On the intellectual property front, three new patents covering topical roflumilast were granted, strengthening the company’s protection for its lead asset. Market recognition also increased as ZORYVE products became the first prescription therapies to receive the Seal of Recognition from the National Psoriasis Foundation.
Pipelines, Partnerships, and Future Drivers
Leadership continues to pursue broader approvals to reach new patient populations, notably with ZORYVE cream in children as young as two years old, pending regulatory review. The foam formulation’s approval for scalp and body psoriasis expands its clinical utility, addressing areas with high unmet need. Notable efforts are also being placed in clinical trials for ZORYVE in pediatric settings, with a Phase 2 trial initiated for infants as young as three months.
Externally, strategic partnerships remain central to Arcutis’s growth plan. The co-promotion agreement with Kowa Pharmaceuticals supports efforts to grow ZORYVE use in primary care and pediatrics—settings where non-steroidal products have had minimal historical promotion. Global partnerships, like those with Sato in Japan and Huadong in China, extend the ZORYVE franchise internationally, though these contributed minimally in this period. Insurance access continues to climb, with expanded Medicaid coverage and an estimated 80% of all ZORYVE prescriptions now reimbursed as of Q1 2025.
Management acknowledged risk factors including continued losses, a concentrated product portfolio after the discontinuation of ARQ-255, and the nascent state of primary care and pediatric penetration.

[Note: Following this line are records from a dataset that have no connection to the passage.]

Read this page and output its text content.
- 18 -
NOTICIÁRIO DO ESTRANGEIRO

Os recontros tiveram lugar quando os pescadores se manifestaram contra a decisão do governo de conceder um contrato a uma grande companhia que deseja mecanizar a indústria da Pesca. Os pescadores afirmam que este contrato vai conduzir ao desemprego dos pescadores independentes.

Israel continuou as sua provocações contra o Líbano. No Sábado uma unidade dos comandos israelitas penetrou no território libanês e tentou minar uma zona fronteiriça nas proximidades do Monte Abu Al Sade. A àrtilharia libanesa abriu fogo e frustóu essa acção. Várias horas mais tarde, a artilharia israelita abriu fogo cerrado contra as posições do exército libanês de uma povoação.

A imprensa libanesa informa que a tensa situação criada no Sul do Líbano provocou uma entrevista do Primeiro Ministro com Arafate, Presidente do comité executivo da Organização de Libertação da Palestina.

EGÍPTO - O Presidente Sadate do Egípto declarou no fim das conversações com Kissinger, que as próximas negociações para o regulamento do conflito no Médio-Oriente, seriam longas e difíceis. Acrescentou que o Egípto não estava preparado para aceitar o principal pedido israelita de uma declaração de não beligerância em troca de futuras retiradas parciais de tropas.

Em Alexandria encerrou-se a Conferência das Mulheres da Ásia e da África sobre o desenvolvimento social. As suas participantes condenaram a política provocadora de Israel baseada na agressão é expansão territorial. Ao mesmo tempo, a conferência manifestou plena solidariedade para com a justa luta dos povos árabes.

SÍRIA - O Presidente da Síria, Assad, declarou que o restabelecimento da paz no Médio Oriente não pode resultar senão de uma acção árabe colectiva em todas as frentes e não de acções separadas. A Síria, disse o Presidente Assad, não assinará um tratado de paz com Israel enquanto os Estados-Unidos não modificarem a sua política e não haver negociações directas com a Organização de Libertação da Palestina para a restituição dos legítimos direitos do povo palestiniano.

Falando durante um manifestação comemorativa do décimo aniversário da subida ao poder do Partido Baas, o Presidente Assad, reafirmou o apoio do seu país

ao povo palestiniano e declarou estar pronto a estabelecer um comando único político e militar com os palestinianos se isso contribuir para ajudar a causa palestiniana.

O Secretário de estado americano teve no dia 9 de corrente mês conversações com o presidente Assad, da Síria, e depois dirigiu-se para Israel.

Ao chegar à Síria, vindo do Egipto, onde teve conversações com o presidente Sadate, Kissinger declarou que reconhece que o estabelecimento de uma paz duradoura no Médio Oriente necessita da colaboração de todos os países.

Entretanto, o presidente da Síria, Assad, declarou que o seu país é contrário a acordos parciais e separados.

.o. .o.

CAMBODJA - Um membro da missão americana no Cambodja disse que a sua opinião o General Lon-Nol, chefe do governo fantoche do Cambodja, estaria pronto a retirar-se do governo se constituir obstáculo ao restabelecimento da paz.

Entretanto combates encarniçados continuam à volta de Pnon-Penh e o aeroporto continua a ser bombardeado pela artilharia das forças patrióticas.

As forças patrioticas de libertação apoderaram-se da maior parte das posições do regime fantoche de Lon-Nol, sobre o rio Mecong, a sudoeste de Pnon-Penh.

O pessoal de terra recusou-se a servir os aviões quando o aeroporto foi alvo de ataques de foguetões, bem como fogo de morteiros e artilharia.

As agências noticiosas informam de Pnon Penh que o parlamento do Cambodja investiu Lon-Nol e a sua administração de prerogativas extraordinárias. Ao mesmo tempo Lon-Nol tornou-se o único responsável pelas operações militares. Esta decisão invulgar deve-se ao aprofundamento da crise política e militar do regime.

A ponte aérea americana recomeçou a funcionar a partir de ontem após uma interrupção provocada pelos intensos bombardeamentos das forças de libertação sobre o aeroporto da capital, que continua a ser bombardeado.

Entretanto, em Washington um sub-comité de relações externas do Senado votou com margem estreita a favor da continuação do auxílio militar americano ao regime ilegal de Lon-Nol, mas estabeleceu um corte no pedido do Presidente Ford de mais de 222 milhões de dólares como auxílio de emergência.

Financial discipline is a focus: operating cash flow turned marginally positive at $0.3 million. The company ended the period with $191.1 million in cash, cash equivalents, restricted cash, and marketable securities, and long-term debt at $107.05 million, supporting ongoing investments in R&D and commercialization.

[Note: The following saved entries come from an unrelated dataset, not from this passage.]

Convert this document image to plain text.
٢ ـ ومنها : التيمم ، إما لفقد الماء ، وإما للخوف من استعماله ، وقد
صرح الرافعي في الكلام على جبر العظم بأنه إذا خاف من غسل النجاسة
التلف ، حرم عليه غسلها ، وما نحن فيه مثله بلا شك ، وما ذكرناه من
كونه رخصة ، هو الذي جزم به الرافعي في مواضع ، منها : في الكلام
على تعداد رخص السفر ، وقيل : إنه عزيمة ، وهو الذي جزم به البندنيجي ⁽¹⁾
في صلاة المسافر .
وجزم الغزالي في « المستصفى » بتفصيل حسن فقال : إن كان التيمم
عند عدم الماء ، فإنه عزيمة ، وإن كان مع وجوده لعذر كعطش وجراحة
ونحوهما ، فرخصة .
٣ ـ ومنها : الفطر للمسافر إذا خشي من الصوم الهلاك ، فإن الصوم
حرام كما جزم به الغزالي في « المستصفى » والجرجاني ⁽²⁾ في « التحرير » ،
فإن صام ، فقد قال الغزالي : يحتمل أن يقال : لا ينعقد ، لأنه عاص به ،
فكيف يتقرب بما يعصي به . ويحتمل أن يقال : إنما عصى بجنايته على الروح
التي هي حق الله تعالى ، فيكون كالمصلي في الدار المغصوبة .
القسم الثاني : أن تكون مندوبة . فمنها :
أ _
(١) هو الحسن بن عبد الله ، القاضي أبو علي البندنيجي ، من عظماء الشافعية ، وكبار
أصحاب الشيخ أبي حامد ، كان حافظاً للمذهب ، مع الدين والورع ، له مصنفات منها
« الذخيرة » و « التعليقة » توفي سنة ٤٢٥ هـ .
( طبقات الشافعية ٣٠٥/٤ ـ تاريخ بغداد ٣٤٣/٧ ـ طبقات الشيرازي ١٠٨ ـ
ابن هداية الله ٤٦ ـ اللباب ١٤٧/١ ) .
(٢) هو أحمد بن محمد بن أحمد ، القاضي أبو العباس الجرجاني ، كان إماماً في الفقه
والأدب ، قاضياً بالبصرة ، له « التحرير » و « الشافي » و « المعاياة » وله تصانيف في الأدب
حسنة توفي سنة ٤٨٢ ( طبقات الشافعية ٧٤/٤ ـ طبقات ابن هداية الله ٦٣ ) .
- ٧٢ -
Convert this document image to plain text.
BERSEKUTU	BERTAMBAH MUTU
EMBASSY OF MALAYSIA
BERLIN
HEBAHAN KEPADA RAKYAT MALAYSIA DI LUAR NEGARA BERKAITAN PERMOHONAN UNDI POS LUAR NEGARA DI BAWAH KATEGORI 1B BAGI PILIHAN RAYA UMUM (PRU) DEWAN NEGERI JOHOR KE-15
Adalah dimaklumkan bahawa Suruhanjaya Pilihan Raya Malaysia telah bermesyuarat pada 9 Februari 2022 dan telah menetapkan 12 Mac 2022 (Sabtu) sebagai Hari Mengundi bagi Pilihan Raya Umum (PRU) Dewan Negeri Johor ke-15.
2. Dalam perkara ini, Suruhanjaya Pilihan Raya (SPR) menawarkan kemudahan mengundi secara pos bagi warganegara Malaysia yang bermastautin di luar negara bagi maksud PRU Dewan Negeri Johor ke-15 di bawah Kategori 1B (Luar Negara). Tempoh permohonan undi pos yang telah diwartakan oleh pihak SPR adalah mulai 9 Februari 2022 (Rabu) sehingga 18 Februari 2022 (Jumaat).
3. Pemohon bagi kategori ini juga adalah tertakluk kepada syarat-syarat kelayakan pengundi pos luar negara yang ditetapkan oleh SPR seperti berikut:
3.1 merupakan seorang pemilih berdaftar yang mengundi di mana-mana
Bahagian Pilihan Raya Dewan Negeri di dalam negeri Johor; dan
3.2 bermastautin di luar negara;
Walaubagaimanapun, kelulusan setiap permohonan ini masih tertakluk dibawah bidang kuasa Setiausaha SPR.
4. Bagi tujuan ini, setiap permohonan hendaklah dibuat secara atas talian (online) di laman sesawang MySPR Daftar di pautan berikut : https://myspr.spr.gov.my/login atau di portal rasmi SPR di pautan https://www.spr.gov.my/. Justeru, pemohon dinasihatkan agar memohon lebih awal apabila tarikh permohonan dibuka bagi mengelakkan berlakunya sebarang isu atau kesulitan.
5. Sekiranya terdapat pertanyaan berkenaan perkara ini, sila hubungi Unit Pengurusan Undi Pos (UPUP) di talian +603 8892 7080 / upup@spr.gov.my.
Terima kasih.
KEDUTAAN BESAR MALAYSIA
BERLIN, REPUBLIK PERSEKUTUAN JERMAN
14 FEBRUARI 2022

There was no dividend declared or adjusted during the quarter. ARQT does not currently pay a dividend. No material one-time events, other than a $10 million milestone payment to AstraZeneca for cumulative ZORYVE sales, affected core operating results.
Looking Ahead: Guidance and Priorities
Confirmed pipeline catalysts include the late-2025 FDA approval decision (PDUFA action date of October 13, 2025) for ZORYVE cream 0.05% in children ages 2 to 5 years old and advancement of ARQ-234 into human trials. SG&A expense levels are expected to stabilize through 2026, with management maintaining confidence in achieving cash breakeven in 2026 as product sales grow and expenses stabilize. No explicit revenue or EPS forecasts were provided for upcoming quarters.
Investors and observers should watch for uptake trends in newly launched products and indications, progress toward pediatric approvals, and the effectiveness of partnerships in expanding into primary care and pediatric practices. Execution in less familiar market channels—beyond dermatology specialists—represents the next test as ZORYVE’s position as a non-steroidal option continues to solidify. Monitoring cash use, operating leverage, and advancements in the pipeline is also critical as the company balances growth with the ongoing challenge of reaching sustainable profitability.
Revenue and net income presented using U.S. generally accepted accounting principles (GAAP) unless otherwise noted.